This example of using MAD with TOMLAB to solve a constrained nonlinear optimization problem is split over several files listed below. You can download the code as a zip file here.

solvecons.m

Our simple problem is:

$$\max \sum_{i=1}^J log( \theta_i )$$

subject to:

$$\sum_{i=1}^J \theta_i^2 = 1$$

where $\theta$ is a vector of length J and for all i : 0 < $\theta_i$ < 1

This file actually runs Tomlab and computes the solution. We need additional Matlab files to define the objective function and the constraint function.

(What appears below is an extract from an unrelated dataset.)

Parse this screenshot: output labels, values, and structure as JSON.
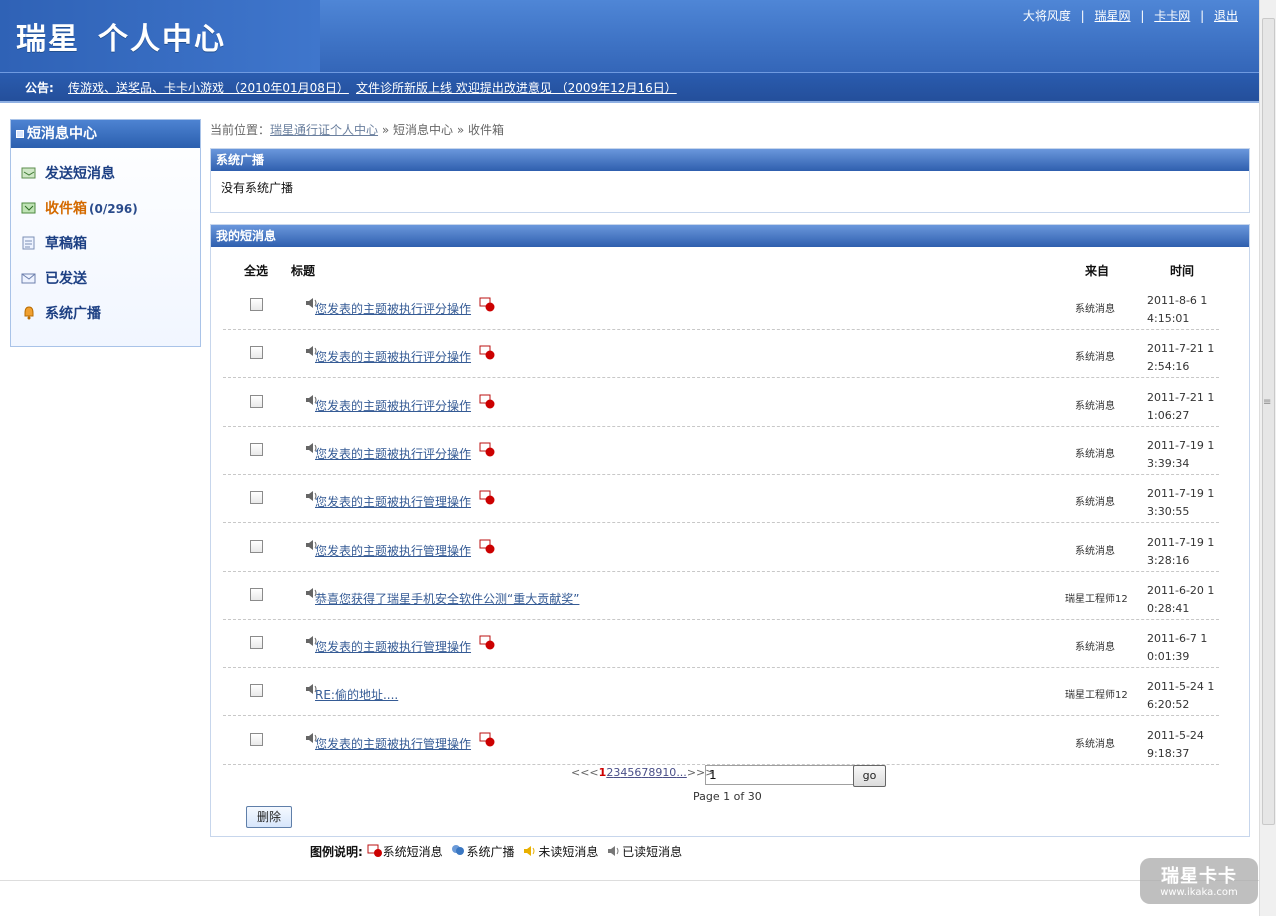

These extra files are: 'ofunc.m', 'ograd.m', and 'consfunc.m' and 'consjac.m'

J = 200;
theta_guess = ones(J,1);

% Define a lower bound very close to 0, but positive so we don't do log(0)
theta_lbound = zeros(J,1) + 1e-8;
theta_ubound = ones(J,1);


% Define the problem in Tomlab.
% This is a complex function, so refer closely to the 'conAssign'
% documentation when writing your code.
%
prob = conAssign('ofunc',  ...   % Name of function to optimize
                 'ograd', ...    % Name of function for gradient
                 [], ...         % Leave empty to let Tomlab compute Hessian
                 [], ...         % and Hessian pattern
                 theta_lbound, ...
                 theta_ubound, ... % Simple bounds on parameters
                 'Demo Cons', ...  % Problem name
                 theta_guess, ...
                 [], [], ...       % Unused parameters, leave empty
                 [],[],[], ...     % Linear constraints, which we don't have, so
                 ...               % leave empty
                 'consfunc',...    % Name of our constraint function
                 'consjac', ...    % Constraint Jacobian
                 [],...            % We have not implemented the Hessian of our
                 [],...            % constraints, so leave this empty
                 1, 1 ...          % Require constraint == 1
                 ...               % (We set the lower and upper constraint
                 ...               % bounds both to 1 to indicate equality
                 ...               % constraints)
                 );


% Initialize MAD - the Matlab Automatic Differentiation
% toolbox (from Tomlab) to compute derivatives for us
madinitglobals;

% Tell MAD to compute the Hessian of the objective function and the
% constraints. Note that we still need to implement the gradient.
prob.ADObj = -1;
prob.ADCons = -1;

% Actually run the Tomlab solver and print the results
res = tomRun('knitro', ...   % Use the KNITRO nonlinear solver
             prob, ...
             2 ...   % Print some information (change to 0 to print less)
             );

disp('Computed solution:');
disp(res.x_k);

fprintf('Correct answer is: %g\n', 1 / sqrt(J) );

ofunc.m

function f = ofunc(theta, Prob)
% Evaluate the objective function at theta
% Negate the function, because we want to maximize, but TOMLAB minimizes
% by default.
  f = -sum( log(theta) );

ograd.m

function g = ograd(theta, Prob)
% Evaluate the gradient of the objective
  g = -1 ./ theta;

consfunc.m

function c = consfunc(theta, Prob)
% Evalute the constraints at the given theta
  c = sum(theta .^ 2);

consjac.m

function jc = consjac(theta, Prob)
% Evaluate the Jacobian of the constraints.
% The resulting matrix will have one row for each constraint
% and one column for each independent variable.
  jc = 2 * theta';